Figure 2. Movie made from microscopic images of statolith avalanches in wheat coleoptiles after the cells are tilted 70 degrees. Statolith piles are dark spots. Movie runs at 40x speed for a total duration of 10 real minutes. Courtesy of the original article.

However, Bérut et. al. realized that this description of statolith piles didn’t totally agree with our knowledge of granular materials. There are two major issues. First, granular piles are known to initiate avalanches only when the slope of the pile reaches a critical angle, usually between 5° and 30° depending on the characteristics of the grains. In the case of the statoliths, the critical angle was found to be around 10°. When the slope is lower than the critical angle, the pile should be completely immobile due to frictional forces between the grains. However, plants are able to detect even the slightest changes in gravity — involving angles much smaller than 10° — indicating that avalanches are not the whole story. Secondly, upon tilting as in Figure 2, the grains seem to avalanche until they establish a flat surface layer. This is in direct contrast to classical granular materials. If statoliths behaved classically, we would expect them to avalanche until the critical angle of 10° is reached, rather than their actual final angle of around 0°. How can we explain the shocking sensitivity of these granular piles?

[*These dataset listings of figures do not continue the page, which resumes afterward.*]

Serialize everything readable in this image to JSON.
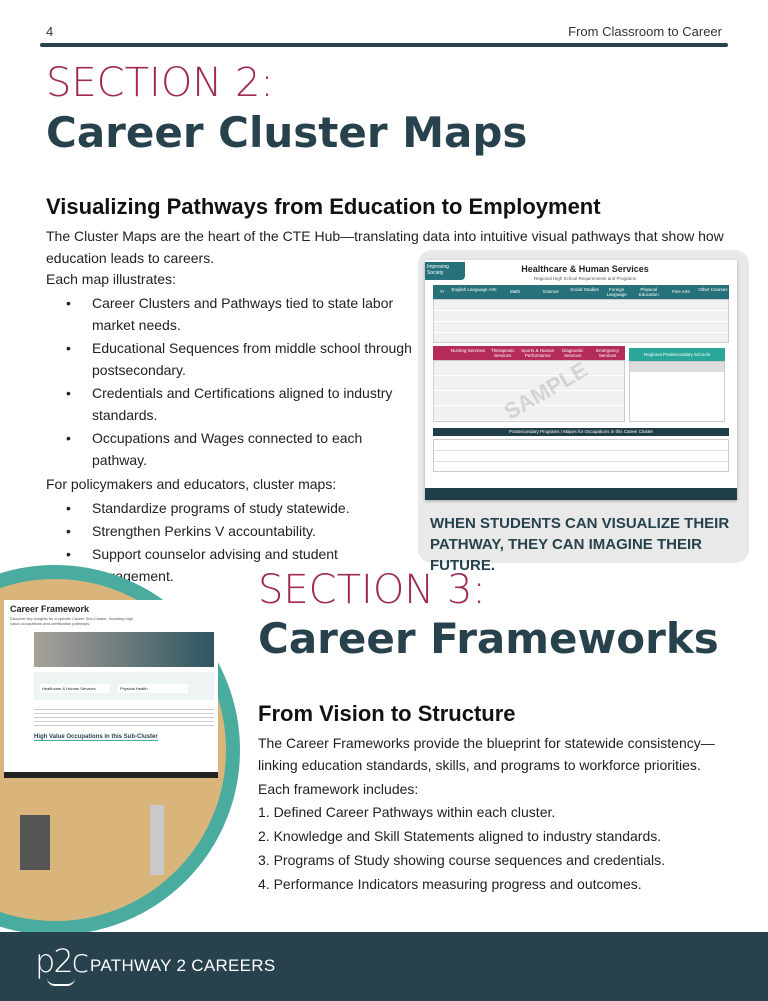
{
  "header": {
    "page_number": "4",
    "running_title": "From Classroom to Career"
  },
  "section2": {
    "label": "SECTION 2:",
    "title": "Career Cluster Maps",
    "subtitle": "Visualizing Pathways from Education to Employment",
    "intro": "The Cluster Maps are the heart of the CTE Hub—translating data into intuitive visual pathways that show how education leads to careers.",
    "list_intro": "Each map illustrates:",
    "items": [
      "Career Clusters and Pathways tied to state labor market needs.",
      "Educational Sequences from middle school through postsecondary.",
      "Credentials and Certifications aligned to industry standards.",
      "Occupations and Wages connected to each pathway."
    ],
    "policy_intro": "For policymakers and educators, cluster maps:",
    "policy_items": [
      "Standardize programs of study statewide.",
      "Strengthen Perkins V accountability.",
      "Support counselor advising and student engagement."
    ],
    "map": {
      "tag": "Improving Society",
      "title": "Healthcare & Human Services",
      "subtitle": "Regional High School Requirements and Programs",
      "columns": [
        "Yr",
        "English Language Arts",
        "Math",
        "Science",
        "Social Studies",
        "Foreign Language",
        "Physical Education",
        "Fine Arts",
        "Other Courses"
      ],
      "pathways": [
        "Nursing Services",
        "Therapeutic Services",
        "Sports & Human Performance",
        "Diagnostic Services",
        "Emergency Services"
      ],
      "schools_header": "Regional Postsecondary Schools",
      "watermark": "SAMPLE",
      "bottom_header": "Postsecondary Programs / Majors for Occupations in this Career Cluster"
    },
    "caption": "WHEN STUDENTS CAN VISUALIZE THEIR PATHWAY, THEY CAN IMAGINE THEIR FUTURE."
  },
  "section3": {
    "label": "SECTION 3:",
    "title": "Career Frameworks",
    "subtitle": "From Vision to Structure",
    "intro": "The Career Frameworks provide the blueprint for statewide consistency—linking education standards, skills, and programs to workforce priorities.",
    "list_intro": "Each framework includes:",
    "items": [
      "1.  Defined Career Pathways within each cluster.",
      "2.  Knowledge and Skill Statements aligned to industry standards.",
      "3.  Programs of Study showing course sequences and credentials.",
      "4.  Performance Indicators measuring progress and outcomes."
    ],
    "screen": {
      "title": "Career Framework",
      "desc": "Discover key insights for a specific Career Sub-Cluster, including high value occupations and certification pathways.",
      "field1": "Healthcare & Human Services",
      "field2": "Physical Health",
      "heading": "High Value Occupations in this Sub-Cluster"
    }
  },
  "footer": {
    "logo_mark": "p2c",
    "brand": "PATHWAY 2 CAREERS"
  },
  "colors": {
    "accent": "#9e2a55",
    "primary": "#27424c",
    "teal": "#4aab9f"
  }
}
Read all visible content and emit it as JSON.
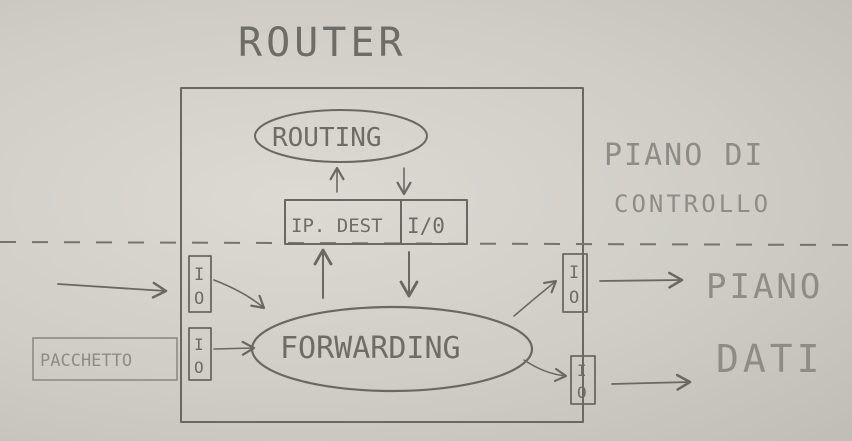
{
  "title": "ROUTER",
  "routing_label": "ROUTING",
  "table": {
    "left": "IP. DEST",
    "right": "I/0"
  },
  "forwarding_label": "FORWARDING",
  "packet_label": "PACCHETTO",
  "port_text": {
    "top": "I",
    "bottom": "O"
  },
  "control_plane": {
    "line1": "PIANO DI",
    "line2": "CONTROLLO"
  },
  "data_plane": {
    "line1": "PIANO",
    "line2": "DATI"
  },
  "colors": {
    "paper": "#cfcdc6",
    "pencil": "#6a6863"
  }
}
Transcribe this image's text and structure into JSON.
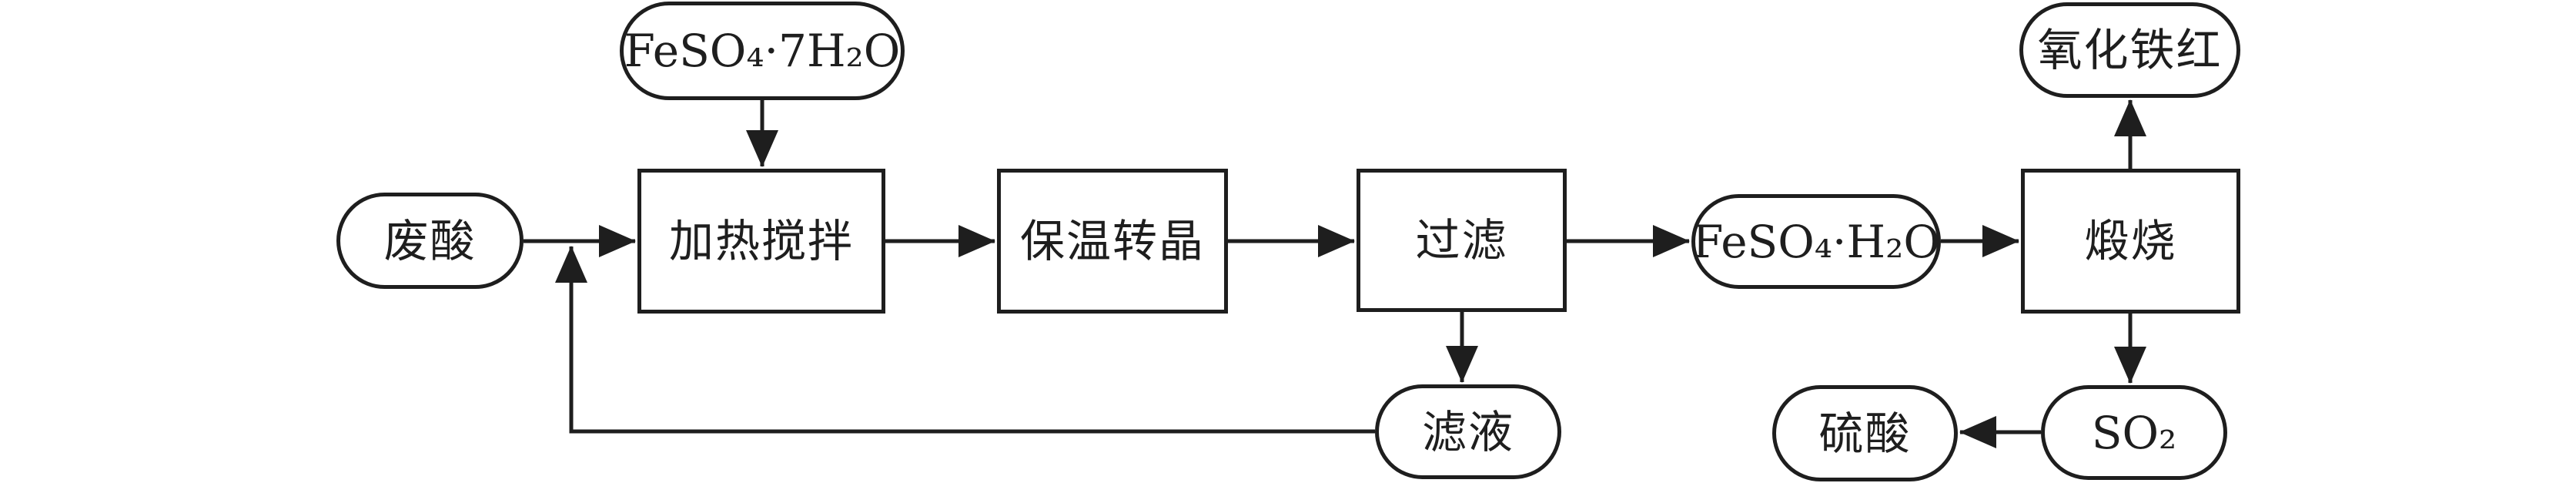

Figure 3. (A) Two observed dynamical regimes in the averaged angular decay of statolith pile slopes over time. Each curve corresponds to different initial inclination angles. (Inset) Initial and final configurations of a statolith pile after being tilted by 70°.  (B) Close-up video of a statolith avalanche (when tilted 15°)  highlighting the random motion of individual statoliths. Movie is played at 80x speed, for a real duration of 14 minutes. Images and video courtesy of the original article.

By studying the flow response of the statoliths to gentle inclinations, Bérut et. al. found that the statoliths in fact flow, liquid-like, from a pile into a puddle with or without prior avalanches!  Figure 3A shows a statolith pile angle slowly creeping from 10° (or less) to 0° in 10-20 minutes. This creeping response occurs at any slope. Under the microscope, the statoliths are seen to vibrate, with each individual statolith undergoing random motion shown in Figure 3B. The statoliths are agitated, the origin of which is likely biological processes within the cell rather than random thermal motion, as thermal energy is too small to drive the observed grain activity. While we know that classical granular piles do not flow below the critical avalanche angle, this is not the case for active granular materials. Agitation allows the grains to free themselves from the pile, turning an otherwise static mountain into a fluid-like substance. Long before we had an understanding of the physical world, nature was already building and refining amazing biological machines. We have only recently begun to understand the properties of agitated granular materials, meanwhile plants have been using active grains to detect gravity all this time. Given plants’ long-time expertise with gravity, perhaps the apple that fell on Newton’s head was nature’s way of telling humans to hurry up and figure it out.